OHS Protocols are admitted under ADR-065 D3 as the synchronous-call surface — they live in <callee>.contracts.protocols.* (callee-owned) and are consumed by apps/* framework deliverables only (per ADR-065 D5). Caller-side library code never imports the other context’s contracts; bridge tools live at the framework layer (see Protocols for the catalog; WorldAgentRunner is the worked reference example).

Application services return Result[T] instead of raising exceptions for expected business failures:

type Result[T] = Success[T] | Failure
@dataclass(frozen=True)
class Success[T]:
value: T
@dataclass(frozen=True)
class Failure:
error: DomainError

The API layer pattern-matches on the result to produce the appropriate HTTP response. Programming errors (invariant violations) still raise exceptions.
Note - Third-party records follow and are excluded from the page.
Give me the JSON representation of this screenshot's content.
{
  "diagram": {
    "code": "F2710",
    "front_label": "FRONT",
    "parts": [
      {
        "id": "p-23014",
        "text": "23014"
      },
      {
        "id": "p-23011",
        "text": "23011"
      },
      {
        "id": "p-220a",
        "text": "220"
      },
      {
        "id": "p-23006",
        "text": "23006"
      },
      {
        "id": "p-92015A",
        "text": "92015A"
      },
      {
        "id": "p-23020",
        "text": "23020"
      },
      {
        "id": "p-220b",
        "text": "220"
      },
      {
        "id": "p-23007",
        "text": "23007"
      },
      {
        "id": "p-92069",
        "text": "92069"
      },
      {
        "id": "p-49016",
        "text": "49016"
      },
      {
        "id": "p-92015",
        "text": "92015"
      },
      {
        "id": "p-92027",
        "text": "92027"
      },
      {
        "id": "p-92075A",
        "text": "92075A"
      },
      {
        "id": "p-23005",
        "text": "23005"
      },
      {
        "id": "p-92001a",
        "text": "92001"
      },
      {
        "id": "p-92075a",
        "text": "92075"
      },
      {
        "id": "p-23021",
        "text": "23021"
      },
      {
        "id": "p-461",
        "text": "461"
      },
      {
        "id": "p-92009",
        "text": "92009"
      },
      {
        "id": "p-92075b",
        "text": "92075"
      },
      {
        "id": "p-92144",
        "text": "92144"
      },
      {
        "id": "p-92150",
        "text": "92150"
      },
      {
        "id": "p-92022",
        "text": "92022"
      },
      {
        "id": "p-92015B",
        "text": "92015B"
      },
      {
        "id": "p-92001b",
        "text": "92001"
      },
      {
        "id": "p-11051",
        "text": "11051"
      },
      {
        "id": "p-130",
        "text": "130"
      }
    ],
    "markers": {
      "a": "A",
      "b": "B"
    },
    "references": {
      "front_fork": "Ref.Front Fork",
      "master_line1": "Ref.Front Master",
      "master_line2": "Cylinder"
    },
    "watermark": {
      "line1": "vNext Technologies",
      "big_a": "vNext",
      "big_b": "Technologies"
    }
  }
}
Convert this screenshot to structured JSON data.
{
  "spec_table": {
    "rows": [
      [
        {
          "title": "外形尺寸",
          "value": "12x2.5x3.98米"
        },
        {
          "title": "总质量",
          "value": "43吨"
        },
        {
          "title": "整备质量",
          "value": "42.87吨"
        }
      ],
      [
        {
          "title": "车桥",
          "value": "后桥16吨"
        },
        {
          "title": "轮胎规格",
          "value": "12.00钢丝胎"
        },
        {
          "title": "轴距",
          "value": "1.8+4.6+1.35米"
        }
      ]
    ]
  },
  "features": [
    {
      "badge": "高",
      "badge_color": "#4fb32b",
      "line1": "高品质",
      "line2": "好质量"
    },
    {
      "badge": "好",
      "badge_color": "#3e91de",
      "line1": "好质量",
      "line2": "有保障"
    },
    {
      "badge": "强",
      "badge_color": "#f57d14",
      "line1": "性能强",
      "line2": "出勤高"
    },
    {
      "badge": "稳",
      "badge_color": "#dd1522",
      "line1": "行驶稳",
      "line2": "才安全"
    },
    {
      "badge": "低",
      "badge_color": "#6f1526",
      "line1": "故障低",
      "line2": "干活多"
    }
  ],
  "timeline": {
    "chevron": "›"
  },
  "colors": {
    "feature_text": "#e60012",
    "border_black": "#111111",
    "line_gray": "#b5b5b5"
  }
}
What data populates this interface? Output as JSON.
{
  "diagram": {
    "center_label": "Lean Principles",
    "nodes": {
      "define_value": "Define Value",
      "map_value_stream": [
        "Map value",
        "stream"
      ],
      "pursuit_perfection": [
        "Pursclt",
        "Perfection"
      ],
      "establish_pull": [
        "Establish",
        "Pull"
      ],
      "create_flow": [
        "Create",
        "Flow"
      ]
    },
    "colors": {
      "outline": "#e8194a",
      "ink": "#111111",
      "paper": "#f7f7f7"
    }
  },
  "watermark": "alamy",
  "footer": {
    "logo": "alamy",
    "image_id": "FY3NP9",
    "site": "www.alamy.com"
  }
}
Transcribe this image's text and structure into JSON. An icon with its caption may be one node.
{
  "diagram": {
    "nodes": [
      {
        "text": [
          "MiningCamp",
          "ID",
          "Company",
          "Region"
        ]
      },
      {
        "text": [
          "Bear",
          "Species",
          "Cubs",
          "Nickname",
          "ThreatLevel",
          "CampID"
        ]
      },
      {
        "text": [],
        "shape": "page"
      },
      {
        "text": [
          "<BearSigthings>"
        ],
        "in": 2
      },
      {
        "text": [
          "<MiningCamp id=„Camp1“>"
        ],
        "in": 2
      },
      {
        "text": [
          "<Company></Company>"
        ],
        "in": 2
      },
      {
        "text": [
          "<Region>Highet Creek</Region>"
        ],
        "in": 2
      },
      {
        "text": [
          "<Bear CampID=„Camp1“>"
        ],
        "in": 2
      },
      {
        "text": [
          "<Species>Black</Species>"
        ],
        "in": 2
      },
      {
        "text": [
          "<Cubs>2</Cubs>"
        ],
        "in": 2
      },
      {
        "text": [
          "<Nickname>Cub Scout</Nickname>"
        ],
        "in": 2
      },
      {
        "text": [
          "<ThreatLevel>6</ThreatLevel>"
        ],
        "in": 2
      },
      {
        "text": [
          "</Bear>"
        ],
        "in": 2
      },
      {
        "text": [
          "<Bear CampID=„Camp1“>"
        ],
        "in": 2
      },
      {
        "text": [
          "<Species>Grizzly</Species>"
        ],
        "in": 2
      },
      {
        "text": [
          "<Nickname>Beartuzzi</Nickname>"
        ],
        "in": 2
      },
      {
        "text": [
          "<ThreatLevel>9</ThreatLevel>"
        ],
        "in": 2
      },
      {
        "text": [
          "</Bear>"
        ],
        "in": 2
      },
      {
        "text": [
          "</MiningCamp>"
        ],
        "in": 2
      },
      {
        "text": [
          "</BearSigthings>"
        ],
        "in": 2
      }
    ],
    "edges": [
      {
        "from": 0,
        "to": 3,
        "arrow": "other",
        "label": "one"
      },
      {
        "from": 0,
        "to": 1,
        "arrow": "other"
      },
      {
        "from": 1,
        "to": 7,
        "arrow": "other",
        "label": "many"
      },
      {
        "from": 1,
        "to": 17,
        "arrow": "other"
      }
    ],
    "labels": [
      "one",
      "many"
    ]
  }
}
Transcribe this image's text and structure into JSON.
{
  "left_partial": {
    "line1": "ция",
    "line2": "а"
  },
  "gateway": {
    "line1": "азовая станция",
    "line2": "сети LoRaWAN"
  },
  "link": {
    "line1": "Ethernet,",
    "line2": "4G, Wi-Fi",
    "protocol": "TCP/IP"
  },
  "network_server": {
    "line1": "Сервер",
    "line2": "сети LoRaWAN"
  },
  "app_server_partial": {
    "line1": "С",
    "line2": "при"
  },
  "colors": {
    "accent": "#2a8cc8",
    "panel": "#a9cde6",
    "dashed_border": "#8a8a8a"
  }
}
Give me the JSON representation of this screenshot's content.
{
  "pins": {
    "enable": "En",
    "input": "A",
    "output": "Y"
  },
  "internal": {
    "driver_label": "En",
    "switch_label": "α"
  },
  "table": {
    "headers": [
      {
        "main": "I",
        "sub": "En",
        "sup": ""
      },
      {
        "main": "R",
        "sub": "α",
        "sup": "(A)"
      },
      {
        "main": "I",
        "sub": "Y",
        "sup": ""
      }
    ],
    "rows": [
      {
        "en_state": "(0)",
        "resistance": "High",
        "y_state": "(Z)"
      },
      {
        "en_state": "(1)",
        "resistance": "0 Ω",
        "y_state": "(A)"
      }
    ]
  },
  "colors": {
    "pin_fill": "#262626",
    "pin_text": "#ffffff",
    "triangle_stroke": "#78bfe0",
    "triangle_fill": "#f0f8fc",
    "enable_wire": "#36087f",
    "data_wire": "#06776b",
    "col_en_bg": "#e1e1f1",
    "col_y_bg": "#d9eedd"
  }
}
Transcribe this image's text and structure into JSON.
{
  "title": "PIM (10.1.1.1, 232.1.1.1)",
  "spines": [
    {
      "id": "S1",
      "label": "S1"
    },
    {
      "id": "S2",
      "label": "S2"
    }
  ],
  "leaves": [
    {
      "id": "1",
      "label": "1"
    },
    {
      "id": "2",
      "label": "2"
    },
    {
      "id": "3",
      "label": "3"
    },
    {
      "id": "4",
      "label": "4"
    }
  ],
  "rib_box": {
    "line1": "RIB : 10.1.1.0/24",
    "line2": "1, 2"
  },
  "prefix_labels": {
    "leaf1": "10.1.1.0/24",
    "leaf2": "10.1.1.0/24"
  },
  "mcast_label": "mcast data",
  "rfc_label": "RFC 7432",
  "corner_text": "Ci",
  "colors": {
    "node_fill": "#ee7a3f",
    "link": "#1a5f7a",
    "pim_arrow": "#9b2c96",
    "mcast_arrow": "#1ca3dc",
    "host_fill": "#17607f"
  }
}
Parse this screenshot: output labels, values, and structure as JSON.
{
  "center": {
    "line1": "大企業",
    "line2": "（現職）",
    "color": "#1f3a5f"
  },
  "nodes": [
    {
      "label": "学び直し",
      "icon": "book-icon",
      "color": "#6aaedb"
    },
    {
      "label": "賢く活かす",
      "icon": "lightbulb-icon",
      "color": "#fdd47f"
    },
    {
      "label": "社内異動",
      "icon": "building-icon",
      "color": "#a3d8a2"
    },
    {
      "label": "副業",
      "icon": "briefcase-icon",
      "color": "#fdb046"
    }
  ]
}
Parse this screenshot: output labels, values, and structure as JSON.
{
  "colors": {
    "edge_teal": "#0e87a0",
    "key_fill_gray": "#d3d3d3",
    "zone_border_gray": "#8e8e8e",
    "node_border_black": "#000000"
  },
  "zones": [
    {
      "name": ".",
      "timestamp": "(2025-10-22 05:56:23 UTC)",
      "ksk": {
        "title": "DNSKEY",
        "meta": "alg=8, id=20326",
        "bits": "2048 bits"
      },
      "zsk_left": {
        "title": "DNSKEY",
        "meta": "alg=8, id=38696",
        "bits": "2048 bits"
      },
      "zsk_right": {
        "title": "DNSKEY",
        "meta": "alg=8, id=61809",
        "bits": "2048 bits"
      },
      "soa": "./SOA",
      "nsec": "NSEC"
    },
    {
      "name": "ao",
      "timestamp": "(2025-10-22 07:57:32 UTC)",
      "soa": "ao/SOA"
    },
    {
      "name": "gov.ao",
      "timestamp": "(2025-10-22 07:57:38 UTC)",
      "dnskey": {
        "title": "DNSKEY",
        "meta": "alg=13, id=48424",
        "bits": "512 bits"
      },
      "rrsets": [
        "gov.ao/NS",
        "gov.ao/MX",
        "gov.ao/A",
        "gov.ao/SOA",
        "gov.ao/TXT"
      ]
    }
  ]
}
Each deployment target has its own composition root. There is no composition between worlds and platform inside the library — each wires its own graph, and the deployment target combines them. Today both deployment apps ship as scaffolds; the composition seams below are the locked target shape and land per the API and workers epics:

  • apps/api/src/spectral_api/dependencies.py — API composition root; receives services from worlds and platform and exposes them to routers via Depends()
  • apps/workers/src/spectral_workers/dependencies.py — workers composition; subscribes event handlers per context
  • Each of spectral.worlds and spectral.platform ships its own helper composition module (e.g. spectral.platform.infrastructure.intelligence.composition) so the deployment roots can import a pre-wired context-level service rather than re-assembling internals

HTTP Request (caller hits /decide)
→ AuthMiddleware — Phase 1 (verify JWT/API key per ADR-087, resolve (org_id, domain_id), compute scopes)
→ FastAPI Router (validate request body, extract dependencies from spectral.platform composition root)
→ Application Service in spectral.platform — decision-execution Phases 2–5 per ADR-076:
├─ Phase 2: routes to deployed action module via the module-store reader;
│ module-store entries are written by spectral.worlds at publication time
│ (worlds → platform handoff via content-addressed module store; not a runtime
│ cross-context call)
├─ Phases 3–5: validates supplied context against the embedded schema, runs derivations,
│ evaluates rule predicates in severity order, applies suppression chains, runs aggregation
└─ writes the audit-chain entry per ADR-076 D3 using producer-owned typed payloads in
spectral.platform.contracts.events.* (per ADR-065 D2) onto the substrate
→ API Router returns { status, work_frame, decision_metadata } per ADR-077 D3
(RFC 9457 Problem Details on transport-level errors)

The module store is the unidirectional handoff from worlds (authoring) to platform (execution). There is no runtime cross-context call on the decision path — every artifact the decision-server needs is in the module bundle the platform decision-server loaded from the store. Override-pattern signals from customer-flagged decisions flow back to worlds through events, which keeps the decision path independent of worlds’ internal state.